Apr 30, 2013 CANADA (SUN) A serial exploration of the island of Jambudvipa and the sixteen Great States residing there.
The Matsya Kingdom
The Matsya were one of the prominent tribes of Vedic India. Their kingdom resided in the country south of the Kurus and west of the Yamuna, which separated them from the Panchalas. It roughly corresponds to the former state of Jaipur in Rajasthan, and included the whole of Alwar with portions of Bharatpur.
The capital of Matsya was at Viratanagara (modern Bairat), which is said to have been named after its founder, King Virata. In Pali literature, the Matsyas are usually associated with the Surasenas. The western Matsya Kingdom was the hill tract on the north bank of the Chambal. A branch of Matsya was also found in later days in the Vizagapatam region.
The Matsyas did not hold much political power during the time of Buddha. The Mahabharata (74,16) mentions that King Sujata ruled over both the Chedis and Matsyas, thus showing that Matsya once formed a part of the Chedi kingdom.
Other than the Matsya Kingdom to the south of Kuru Kingdom, which falls in the Alwar, Bharatpur districts of Rajasthan, the Mahabharata refers to as many as six other Matsya kingdoms, which may indicate a less powerful, and thus fragmented kingdom. Upaplavya was another famous city in the kingdom.
According to Rigveda, the Matsya Kingdom lay to the south or south-west of Indraprastha and to the south of Surasena.
The medieval Meenas of Rajasthan claim their descent from the Matsyas. They used an emblem of a fish like the Pandyan kingdom (Paravar, Karava, Karaiyar) of the south.
By the time of the Ramayana pastimes, the Matsya Kingdom had lost its potency.
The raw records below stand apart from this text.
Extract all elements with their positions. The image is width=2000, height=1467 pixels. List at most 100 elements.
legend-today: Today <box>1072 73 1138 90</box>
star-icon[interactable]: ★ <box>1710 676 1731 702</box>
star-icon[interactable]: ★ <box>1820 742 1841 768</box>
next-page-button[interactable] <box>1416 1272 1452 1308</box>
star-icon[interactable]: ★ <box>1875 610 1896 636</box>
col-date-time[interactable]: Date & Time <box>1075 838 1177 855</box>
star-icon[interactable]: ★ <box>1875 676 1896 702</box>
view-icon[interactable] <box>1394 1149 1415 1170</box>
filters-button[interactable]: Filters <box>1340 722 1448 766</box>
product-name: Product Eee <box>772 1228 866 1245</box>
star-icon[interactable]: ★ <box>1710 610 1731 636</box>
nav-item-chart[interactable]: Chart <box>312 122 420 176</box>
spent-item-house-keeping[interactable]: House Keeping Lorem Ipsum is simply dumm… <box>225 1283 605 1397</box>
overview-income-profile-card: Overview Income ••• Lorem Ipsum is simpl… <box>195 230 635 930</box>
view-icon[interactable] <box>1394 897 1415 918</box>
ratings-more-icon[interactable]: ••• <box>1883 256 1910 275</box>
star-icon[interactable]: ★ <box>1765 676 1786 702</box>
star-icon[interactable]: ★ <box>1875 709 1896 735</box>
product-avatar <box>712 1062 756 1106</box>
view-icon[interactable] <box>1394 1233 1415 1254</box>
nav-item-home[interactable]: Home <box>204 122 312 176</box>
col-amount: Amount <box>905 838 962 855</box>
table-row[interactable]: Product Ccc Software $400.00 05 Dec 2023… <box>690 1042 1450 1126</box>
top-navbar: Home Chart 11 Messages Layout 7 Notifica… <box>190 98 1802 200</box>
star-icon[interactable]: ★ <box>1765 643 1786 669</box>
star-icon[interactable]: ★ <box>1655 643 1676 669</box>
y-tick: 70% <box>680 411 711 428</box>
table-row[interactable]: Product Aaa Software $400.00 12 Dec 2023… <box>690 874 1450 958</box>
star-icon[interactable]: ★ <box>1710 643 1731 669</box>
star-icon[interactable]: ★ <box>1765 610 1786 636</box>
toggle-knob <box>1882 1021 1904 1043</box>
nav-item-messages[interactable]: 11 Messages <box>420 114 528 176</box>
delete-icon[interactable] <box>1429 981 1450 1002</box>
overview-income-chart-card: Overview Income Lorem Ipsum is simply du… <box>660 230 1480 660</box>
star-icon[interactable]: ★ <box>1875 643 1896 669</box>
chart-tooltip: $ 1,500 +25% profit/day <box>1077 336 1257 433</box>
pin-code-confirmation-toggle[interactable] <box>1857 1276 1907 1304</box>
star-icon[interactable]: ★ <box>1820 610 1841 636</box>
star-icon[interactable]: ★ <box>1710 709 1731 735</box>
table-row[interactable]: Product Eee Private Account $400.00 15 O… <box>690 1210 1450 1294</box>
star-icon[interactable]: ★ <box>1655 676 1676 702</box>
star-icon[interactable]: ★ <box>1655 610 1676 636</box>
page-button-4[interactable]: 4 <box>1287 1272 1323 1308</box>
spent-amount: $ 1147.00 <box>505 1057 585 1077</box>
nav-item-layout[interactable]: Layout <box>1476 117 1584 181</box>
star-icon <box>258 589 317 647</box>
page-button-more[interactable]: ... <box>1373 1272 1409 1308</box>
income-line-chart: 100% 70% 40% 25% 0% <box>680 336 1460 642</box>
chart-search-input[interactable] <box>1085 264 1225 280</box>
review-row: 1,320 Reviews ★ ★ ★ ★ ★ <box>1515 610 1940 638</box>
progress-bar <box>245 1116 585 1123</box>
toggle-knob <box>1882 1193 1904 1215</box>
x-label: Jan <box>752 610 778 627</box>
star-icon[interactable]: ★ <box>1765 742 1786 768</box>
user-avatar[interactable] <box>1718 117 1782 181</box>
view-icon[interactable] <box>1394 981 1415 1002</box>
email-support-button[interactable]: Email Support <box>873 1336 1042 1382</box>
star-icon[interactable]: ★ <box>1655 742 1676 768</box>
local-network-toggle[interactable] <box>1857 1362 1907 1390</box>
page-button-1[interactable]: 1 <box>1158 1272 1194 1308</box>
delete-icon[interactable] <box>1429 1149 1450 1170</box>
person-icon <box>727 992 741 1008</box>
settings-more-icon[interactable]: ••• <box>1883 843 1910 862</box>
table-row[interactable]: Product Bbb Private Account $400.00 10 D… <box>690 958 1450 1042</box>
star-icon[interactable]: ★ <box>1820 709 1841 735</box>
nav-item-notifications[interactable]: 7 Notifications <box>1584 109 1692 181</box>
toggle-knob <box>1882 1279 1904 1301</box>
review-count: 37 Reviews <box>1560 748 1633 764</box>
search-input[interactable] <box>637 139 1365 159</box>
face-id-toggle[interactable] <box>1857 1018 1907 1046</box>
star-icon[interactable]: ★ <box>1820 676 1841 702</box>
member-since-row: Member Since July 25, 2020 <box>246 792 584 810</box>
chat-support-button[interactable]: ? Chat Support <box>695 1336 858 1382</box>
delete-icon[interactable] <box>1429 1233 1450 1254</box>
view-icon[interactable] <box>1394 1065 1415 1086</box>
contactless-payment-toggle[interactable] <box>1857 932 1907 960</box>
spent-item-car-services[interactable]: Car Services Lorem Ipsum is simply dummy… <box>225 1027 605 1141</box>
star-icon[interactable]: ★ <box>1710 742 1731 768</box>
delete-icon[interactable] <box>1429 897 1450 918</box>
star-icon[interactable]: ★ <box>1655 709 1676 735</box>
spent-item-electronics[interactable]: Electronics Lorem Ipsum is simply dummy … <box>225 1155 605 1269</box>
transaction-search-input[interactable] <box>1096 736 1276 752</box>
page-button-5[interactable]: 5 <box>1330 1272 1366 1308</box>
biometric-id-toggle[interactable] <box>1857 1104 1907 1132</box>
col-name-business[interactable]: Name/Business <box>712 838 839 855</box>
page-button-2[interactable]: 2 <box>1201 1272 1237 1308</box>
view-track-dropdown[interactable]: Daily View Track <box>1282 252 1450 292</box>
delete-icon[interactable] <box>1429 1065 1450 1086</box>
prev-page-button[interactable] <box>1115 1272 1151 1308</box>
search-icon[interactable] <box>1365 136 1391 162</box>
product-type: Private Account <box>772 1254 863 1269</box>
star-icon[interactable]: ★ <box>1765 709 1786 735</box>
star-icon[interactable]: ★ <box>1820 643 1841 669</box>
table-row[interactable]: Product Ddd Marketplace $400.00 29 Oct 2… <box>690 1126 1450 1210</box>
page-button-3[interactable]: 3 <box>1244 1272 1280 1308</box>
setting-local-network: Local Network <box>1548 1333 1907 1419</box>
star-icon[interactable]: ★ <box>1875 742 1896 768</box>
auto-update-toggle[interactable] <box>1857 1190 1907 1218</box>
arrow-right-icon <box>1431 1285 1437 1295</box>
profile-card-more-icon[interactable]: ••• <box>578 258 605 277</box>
It is mentioned in the Satapatha Brahmana (XIII, 5.4.9) that a Matsya king was one of the great ancient Indian monarchs who acquired renown by performing the horse-sacrifice. In the Kurukshetra battle the Matsyas occupied a preeminent position, both because of the purity of their conduct and custom and through their bravery and prowess. The Matsyas (Macchas) witnessed the dice play of the king of the Kurus with the Yakkha Punnaka ( Vidhurapandita Jataka, Jat IV).
Viratanagara is also called Matsyanagara (Mahabharata 4,13,1). It was the royal seat of the epic King Virata, the friend of the Pandavas. There was a fight between King Virata and the Trigarttas with the result that the king was captured by them, but was rescued by Bhima.
It was in the Matsya kingdom that the Pandava brothers remained incognito for a year. They later disclosed their identity and a marriage was celebrated between Abhimanyu, son of Arjuna, and Uttara, daughter of King Virata Mahabharata 72).